Our hearts went out to Mike, still blissfully unaware that his boat had somehow drifted out to sea. We squinted to scan the horizon, but in the darkness we could see little past the anchorage. Either we needed to update him immediately of the situation or go and search for the catamaran ourselves; and so, even as this latter option felt like we were just delaying the inevitable, we pushed our dinghy into the water and set off into the bay.

It was a dark night, which made our recovery attempt seem even more impossible. Our spirits lifted briefly when we saw a mast – but it was only the small sailboat that belongs to John Tambor “John the Drum”, on a permanent mooring next to all the fishing pangas. Disheartened, but not done with our search, we took in the direction of wind and the small tidal current and predicted that any drifting vessel would get carried toward the western entrance of the bay. After we searched the point we would turn around and come back.

The bioluminescence that night was surreal; as we moved and disturbed the many schools of fish, their rapid escapes made it look like we were shooting lasers out of the dinghy. Feeling a bit like an X-wing, we scooted around the point and out into Banderas Bay proper, and there, against all odds, was Mike’s cat, floating almost bashfully, caught halfway out the window sneaking out into the night.

We tried once to tow the cat behind the dinghy and this did not work at all so we side-tied Mr. Toad to the cat and Michael jumped onto the engine-less boat to steer.

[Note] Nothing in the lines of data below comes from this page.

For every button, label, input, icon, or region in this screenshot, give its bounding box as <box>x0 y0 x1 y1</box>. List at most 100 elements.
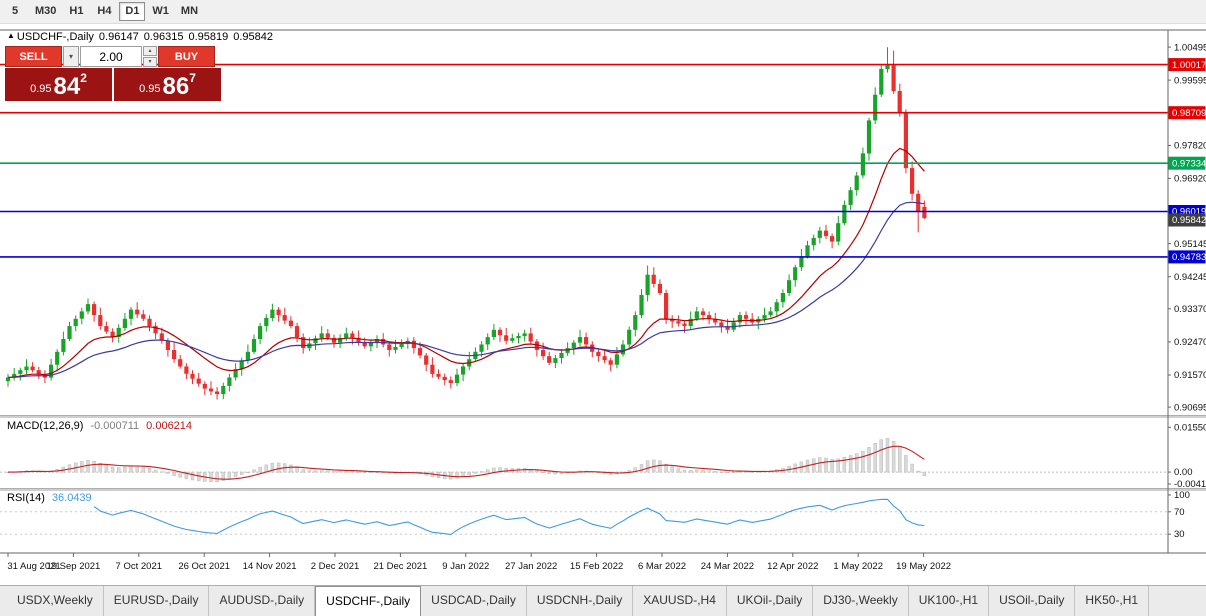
quote-panels-row: 0.95 84 2 0.95 86 7 <box>5 68 221 101</box>
ohlc-open: 0.96147 <box>98 31 139 43</box>
svg-text:19 Sep 2021: 19 Sep 2021 <box>46 561 100 572</box>
chart-title: ▲ USDCHF-,Daily 0.96147 0.96315 0.95819 0.958… <box>7 31 278 43</box>
svg-text:24 Mar 2022: 24 Mar 2022 <box>701 561 754 572</box>
svg-text:0.91570: 0.91570 <box>1174 370 1206 381</box>
chart-tab[interactable]: UKOil-,Daily <box>727 586 814 616</box>
chart-tab[interactable]: USDCHF-,Daily <box>315 586 422 616</box>
bid-price-panel[interactable]: 0.95 84 2 <box>5 68 112 101</box>
svg-text:6 Mar 2022: 6 Mar 2022 <box>638 561 686 572</box>
chart-tab[interactable]: DJ30-,Weekly <box>813 586 909 616</box>
svg-text:0.94245: 0.94245 <box>1174 272 1206 283</box>
chart-tab[interactable]: USDCAD-,Daily <box>421 586 527 616</box>
svg-text:0.99595: 0.99595 <box>1174 75 1206 86</box>
svg-text:14 Nov 2021: 14 Nov 2021 <box>243 561 297 572</box>
svg-text:100: 100 <box>1174 490 1190 501</box>
ask-price-prefix: 0.95 <box>139 83 161 95</box>
ask-price-panel[interactable]: 0.95 86 7 <box>114 68 221 101</box>
chart-tab-bar: USDX,Weekly EURUSD-,Daily AUDUSD-,Daily USD… <box>0 585 1206 616</box>
chart-tab[interactable]: XAUUSD-,H4 <box>633 586 727 616</box>
chart-canvas[interactable]: 1.00495 0.99595 0.97820 0.96920 0.95145 0.942… <box>0 24 1206 585</box>
timeframe-button-m30[interactable]: M30 <box>30 2 61 21</box>
ohlc-low: 0.95819 <box>188 31 229 43</box>
trade-controls-row: SELL ▾ ▴ ▾ BUY <box>5 46 221 67</box>
svg-text:0.97334: 0.97334 <box>1172 158 1206 169</box>
bid-price-prefix: 0.95 <box>30 83 52 95</box>
volume-dropdown-button[interactable]: ▾ <box>63 46 79 67</box>
svg-text:0.97820: 0.97820 <box>1174 141 1206 152</box>
chart-tab[interactable]: UK100-,H1 <box>909 586 990 616</box>
svg-text:-0.004118: -0.004118 <box>1174 479 1206 490</box>
chart-tab[interactable]: USDCNH-,Daily <box>527 586 634 616</box>
macd-pane[interactable] <box>0 438 1168 483</box>
macd-main-value: -0.000711 <box>90 420 140 432</box>
svg-text:70: 70 <box>1174 507 1185 518</box>
svg-text:0.015504: 0.015504 <box>1174 422 1206 433</box>
svg-text:2 Dec 2021: 2 Dec 2021 <box>311 561 360 572</box>
bid-price-pip-digit: 2 <box>80 71 87 85</box>
rsi-pane[interactable] <box>0 498 1168 535</box>
svg-text:12 Apr 2022: 12 Apr 2022 <box>767 561 818 572</box>
price-pane[interactable] <box>0 47 1168 400</box>
svg-text:0.92470: 0.92470 <box>1174 337 1206 348</box>
chart-area: 1.00495 0.99595 0.97820 0.96920 0.95145 0.942… <box>0 24 1206 585</box>
macd-signal-value: 0.006214 <box>146 420 193 432</box>
svg-text:30: 30 <box>1174 529 1185 540</box>
svg-text:0.98709: 0.98709 <box>1172 108 1206 119</box>
buy-button[interactable]: BUY <box>158 46 215 67</box>
ohlc-close: 0.95842 <box>233 31 273 43</box>
ask-price-big-digits: 86 <box>162 73 190 100</box>
svg-text:1.00495: 1.00495 <box>1174 42 1206 53</box>
ask-price-pip-digit: 7 <box>189 71 196 85</box>
timeframe-toolbar: 5 M30 H1 H4 D1 W1 MN <box>0 0 1206 24</box>
svg-text:0.93370: 0.93370 <box>1174 304 1206 315</box>
timeframe-button-w1[interactable]: W1 <box>147 2 174 21</box>
svg-text:15 Feb 2022: 15 Feb 2022 <box>570 561 623 572</box>
svg-text:0.90695: 0.90695 <box>1174 402 1206 413</box>
timeframe-button-h4[interactable]: H4 <box>91 2 117 21</box>
svg-text:31 Aug 2021: 31 Aug 2021 <box>7 561 60 572</box>
svg-text:0.00: 0.00 <box>1174 467 1193 478</box>
timeframe-button-mn[interactable]: MN <box>176 2 203 21</box>
macd-name: MACD(12,26,9) <box>7 420 84 432</box>
svg-text:7 Oct 2021: 7 Oct 2021 <box>116 561 162 572</box>
chart-tab[interactable]: AUDUSD-,Daily <box>209 586 316 616</box>
rsi-indicator-label: RSI(14) 36.0439 <box>7 492 99 504</box>
macd-indicator-label: MACD(12,26,9) -0.000711 0.006214 <box>7 420 199 432</box>
chart-frame <box>0 29 1206 554</box>
chevron-up-icon: ▴ <box>148 48 152 54</box>
svg-text:0.95145: 0.95145 <box>1174 239 1206 250</box>
chart-tab[interactable]: HK50-,H1 <box>1075 586 1150 616</box>
timeframe-button-d1[interactable]: D1 <box>119 2 146 21</box>
chart-tab[interactable]: EURUSD-,Daily <box>104 586 210 616</box>
ohlc-high: 0.96315 <box>143 31 184 43</box>
chevron-down-icon: ▾ <box>148 59 152 65</box>
rsi-value: 36.0439 <box>51 492 92 504</box>
svg-text:21 Dec 2021: 21 Dec 2021 <box>373 561 427 572</box>
chart-shift-icon: ▲ <box>7 31 15 40</box>
chart-symbol-label: USDCHF-,Daily <box>16 31 94 43</box>
svg-text:9 Jan 2022: 9 Jan 2022 <box>442 561 489 572</box>
svg-text:0.96920: 0.96920 <box>1174 174 1206 185</box>
bid-price-big-digits: 84 <box>53 73 81 100</box>
svg-text:27 Jan 2022: 27 Jan 2022 <box>505 561 557 572</box>
svg-text:0.95842: 0.95842 <box>1172 215 1206 226</box>
volume-input[interactable] <box>80 46 142 67</box>
volume-stepper: ▴ ▾ <box>143 46 157 67</box>
volume-increase-button[interactable]: ▴ <box>143 46 157 56</box>
svg-text:1.00017: 1.00017 <box>1172 60 1206 71</box>
timeframe-button-5[interactable]: 5 <box>2 2 28 21</box>
price-axis[interactable]: 1.00495 0.99595 0.97820 0.96920 0.95145 0.942… <box>1168 42 1206 540</box>
timeframe-button-h1[interactable]: H1 <box>63 2 89 21</box>
sell-button[interactable]: SELL <box>5 46 62 67</box>
chart-tab[interactable]: USDX,Weekly <box>7 586 104 616</box>
rsi-name: RSI(14) <box>7 492 45 504</box>
svg-text:0.96019: 0.96019 <box>1172 207 1206 218</box>
chevron-down-icon: ▾ <box>68 51 73 61</box>
chart-tab[interactable]: USOil-,Daily <box>989 586 1076 616</box>
svg-text:26 Oct 2021: 26 Oct 2021 <box>178 561 230 572</box>
volume-decrease-button[interactable]: ▾ <box>143 57 157 67</box>
svg-text:1 May 2022: 1 May 2022 <box>833 561 883 572</box>
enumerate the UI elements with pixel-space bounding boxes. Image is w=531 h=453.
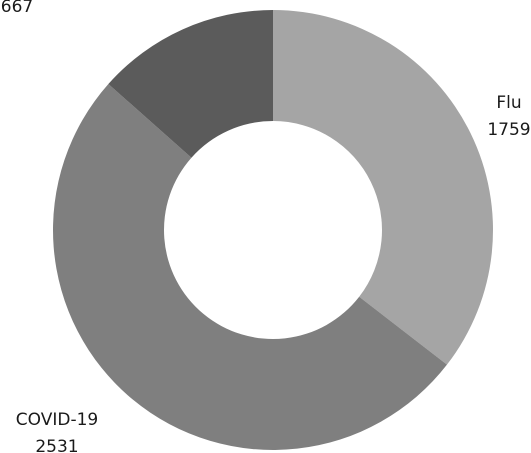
slice-name: Flu (496, 93, 521, 113)
slice-value: 1759 (487, 120, 530, 140)
slice-name: COVID-19 (16, 410, 98, 430)
slices-layer (53, 10, 493, 450)
donut-slice-covid-19 (53, 84, 447, 450)
slice-label-unlabeled: 667 (1, 0, 33, 17)
slice-value: 667 (1, 0, 33, 17)
slice-label-covid-19: COVID-19 2531 (16, 410, 98, 453)
donut-slice-flu (273, 10, 493, 365)
donut-slice-unlabeled (108, 10, 274, 158)
slice-value: 2531 (35, 437, 78, 453)
slice-label-flu: Flu 1759 (487, 93, 530, 140)
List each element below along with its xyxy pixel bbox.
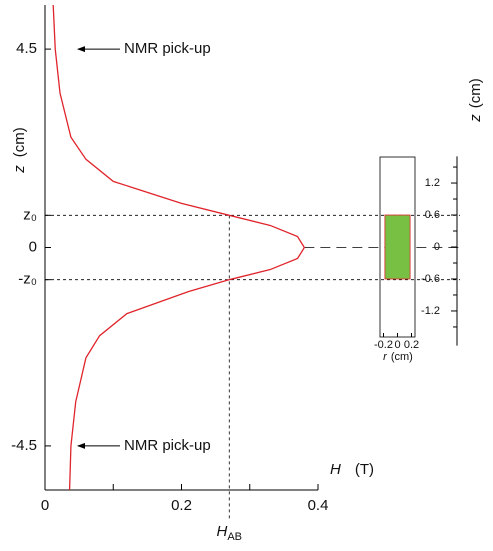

Half an hour later, a bit giddy with our success, we sling-shot the cat back onto the beach to the continued amazement of the wider eyed young Mexican guy.

“You brought it back!”

As we tried to stabilize the cat in the surf the same panga that had earlier towed Mike and Katrina came and took the dinghy, taking it back onto a mooring. A bit of an anti-climax, so we set off to find Mike to update him of the situation. We followed the wolf whistles and shouts of success that pinpointed the new location of the dinghy and we found Mike on the beach looking bewildered. Ecstatic, we told him we had found his boat and he was so grateful but still scattered; later we would learn that upon finding out that the cat was missing Katrina’s friend became unmanageable and had stalked off looking for a hotel. While Mike tried to track down any hotel staff that was awake at 2AM, Katrina had wandered off and though we had brought him his boat, when we met Mike, Katrina was still M.I.A. We left Mike to deal and went back to Azul and to bed.

Yelapa: what to expect from a place with an established lack of law-enforcement and reputation for indulgence. We stayed for a few more days, burying our stern hook on the beach and using the anchor line to ferry the dinghy back and forth. We walked to the furthest waterfall on the main street next to the river and played in the novelty that is fresh water. When it came time to leave it took a Herculean effort to raise the forward anchor; it’s not enough that the boat kept bucking in the swell, the steep incline of sand kept catching the anchor while it is pulled up. However Michael, as usual, literally pulled through and we were on our way back to La Cruz.

After Michael’s injury and since I kept being so thoroughly destroyed by lifting the anchor solo, we developed a technique that saves both our backs and involves heaving the rode in together. Sunday, with a fresh NW wind we weighed anchor and left Punta Mita under sail. We were having some trouble raising the main beam-to the wind when all of a sudden, Ralph, the gasoline/diesel hating Punta Mita fixture who sails his dinghy with a wind surfing rig to and from his 30ft boat, Monkey, shouted:

“Release the traveler!”

And we were off. Never once turning the motor on, we made it to Chacala, 35 miles up the coast, about 9 hours later.